From: Coly Li <colyli@suse.de>
To: Qiaowei Ren <qiaowei.ren@intel.com>
Cc: linux-bcache@vger.kernel.org, Jianpeng Ma <jianpeng.ma@intel.com>
Subject: Re: [RFC PATCH 2/8] bcache: initialize the nvm pages allocator
Date: Wed, 16 Dec 2020 18:17:25 +0800 [thread overview]
Message-ID: <3f082cd2-45d7-e914-68b9-c886124f6919@suse.de> (raw)
In-Reply-To: <20201203105337.4592-3-qiaowei.ren@intel.com>
On 12/3/20 6:53 PM, Qiaowei Ren wrote:
> This patch define the prototype data structures in memory and initializes
> the nvm pages allocator.
>
> The nv address space which is managed by this allocatior can consist of
> many nvm namespaces, and some namespaces can compose into one nvm set,
> like cache set. For this initial implementation, only one set can be
> supported.
>
> The users of this nvm pages allocator need to call regiseter_namespace()
> to register the nvdimm device (like /dev/pmemX) into this allocator as
> the instance of struct nvm_namespace.
>
> Signed-off-by: Jianpeng Ma <jianpeng.ma@intel.com>
> Signed-off-by: Qiaowei Ren <qiaowei.ren@intel.com>
Hi Jianpeng,
I add my comments in line.
> ---
> drivers/md/bcache/Kconfig | 6 +
> drivers/md/bcache/Makefile | 2 +-
> drivers/md/bcache/nvm-pages.c | 303 ++++++++++++++++++++++++++++++++++
> drivers/md/bcache/nvm-pages.h | 91 ++++++++++
> drivers/md/bcache/super.c | 3 +
> 5 files changed, 404 insertions(+), 1 deletion(-)

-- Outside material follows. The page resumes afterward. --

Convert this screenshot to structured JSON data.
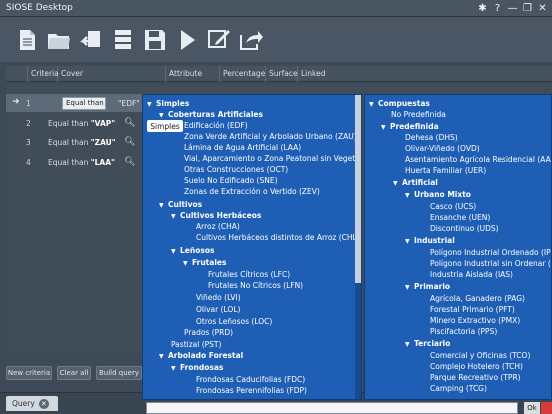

> create mode 100644 drivers/md/bcache/nvm-pages.c
> create mode 100644 drivers/md/bcache/nvm-pages.h
>
> diff --git a/drivers/md/bcache/Kconfig b/drivers/md/bcache/Kconfig
> index d1ca4d059c20..448a99ce13b2 100644
> --- a/drivers/md/bcache/Kconfig
> +++ b/drivers/md/bcache/Kconfig
> @@ -35,3 +35,9 @@ config BCACHE_ASYNC_REGISTRATION
> device path into this file will returns immediately and the real
> registration work is handled in kernel work queue in asynchronous
> way.
> +
> +config BCACHE_NVM_PAGES
> + bool "NVDIMM support for bcache"
I'd like to have this change in kernel ASAP for more people to test and
evaludate, but it should be bool "NVDIMM support for bcache (EXPERIMENTAL)".
> + depends on BCACHE
> + help
> + nvm pages allocator for bcache.
> diff --git a/drivers/md/bcache/Makefile b/drivers/md/bcache/Makefile
> index 5b87e59676b8..948e5ed2ca66 100644
> --- a/drivers/md/bcache/Makefile
> +++ b/drivers/md/bcache/Makefile
> @@ -4,4 +4,4 @@ obj-$(CONFIG_BCACHE) += bcache.o
>
> bcache-y := alloc.o bset.o btree.o closure.o debug.o extents.o\
> io.o journal.o movinggc.o request.o stats.o super.o sysfs.o trace.o\
> - util.o writeback.o features.o
> + util.o writeback.o features.o nvm-pages.o
> diff --git a/drivers/md/bcache/nvm-pages.c b/drivers/md/bcache/nvm-pages.c
> new file mode 100644
> index 000000000000..841616ea3267
> --- /dev/null
> +++ b/drivers/md/bcache/nvm-pages.c
> @@ -0,0 +1,303 @@
> +// SPDX-License-Identifier: GPL-2.0-only
> +
> +#include <linux/slab.h>
> +#include <linux/list.h>
> +#include <linux/mutex.h>
> +#include <linux/dax.h>
> +#include <linux/pfn_t.h>
> +#include <linux/libnvdimm.h>
> +#include <linux/mm_types.h>
> +#include <linux/err.h>
> +#include <linux/pagemap.h>
> +#include <linux/bitmap.h>
> +#include <linux/blkdev.h>
> +#include "nvm-pages.h"
> +
> +struct nvm_set *only_set;
> +
[snipped]
> +static void init_owner_info(struct nvm_namespace *ns)
> +{
> + struct owner_list_head *owner_list_head;
> + struct nvm_pages_owner_head *owner_head;
> + struct nvm_pgalloc_recs *nvm_pgalloc_recs;
> + struct owner_list *owner_list;
> + struct nvm_alloced_recs *extents;
> + struct extent *extent;
> + u32 i, j, k;
> +
> + owner_list_head = (struct owner_list_head *)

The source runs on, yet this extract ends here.